Lavoratore (forse)  rassegnato 


Le foto più belle sono quelle che non ho scattato,quegli attimi improvvisi,sacri,illuminati.Gli scatti del cuore.
Come la vecchina secca secca che, china per terra e avvolta in religioso silenzio, sistemava ordinatamente il pesce secco (Proprio vicino alla a casa dove vedevamo sempre i porcellini selvatici)
I bambini che,nei pressi del bouganville,giocavano con una lametta arrugginita,come se fosse il tesoro più prezioso.
Quelli che ci chiedevano one rupee il primo giorno,che non avevamo ancora cambiato soldi ( e che poi non abbiamo visto più)
Le immagini veloci,colte dal finestrino della macchina, dei piccoli templi,con gli altoparlanti che diffondevano i canti a tutto volume e la gente del posto che entrava e usciva o che sedeva nelle sedie di plastica.
E quei momenti dentro il bus per andare al mercato.Tranne noi tre erano tutti indiani.E stavamo tutti stretti stretti e calmi.

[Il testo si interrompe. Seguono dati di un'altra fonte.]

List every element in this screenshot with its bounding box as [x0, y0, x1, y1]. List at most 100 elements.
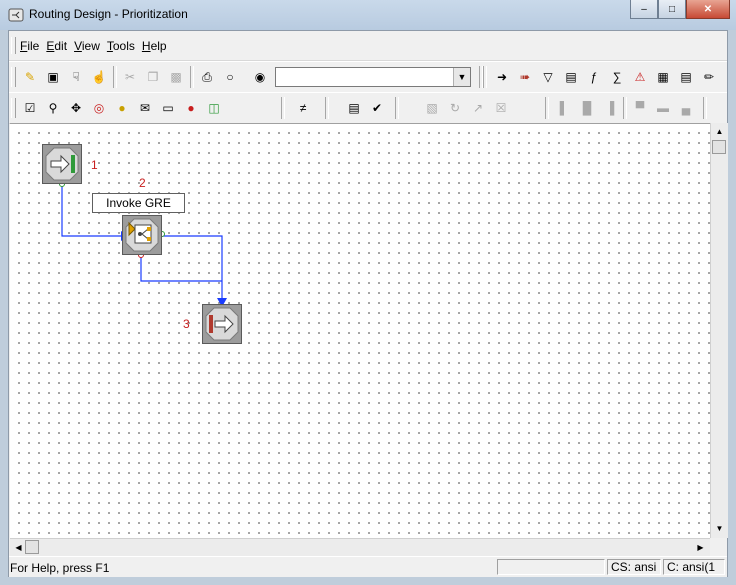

Il sapore dei primi Idli,in un locale non frequentato da turisti a Calangute, con C.che ci faceva scivolare, a fine colazione,quegli "zuccherini" di anice colorato tra le mani,per poi masticarli e sputarli nel fazzoletto.
Il primo rickshaw preso sempre con lui e lo stupore di sentirlo dire delle frasi in hindi al conducente.
Il nostro amico,padre adottivo,che in una vita sola ha vissuto mille vite come dice Vì.
Gli occhi trasparenti della J.
Le vecchina del Rajasthan al mercato,rannicchiata nei colori sgargianti del suo abito,il visino rugoso.
Un signore uguale a Gandhi,ad Arambol,e lo stupore di sentirlo poi parlare in italiano.
Gli hippies incartapecoriti.
Il nastro adesivo marrone,sui finestrini del bus notturno per Hampi,il senso di libertà che non si può fotografare.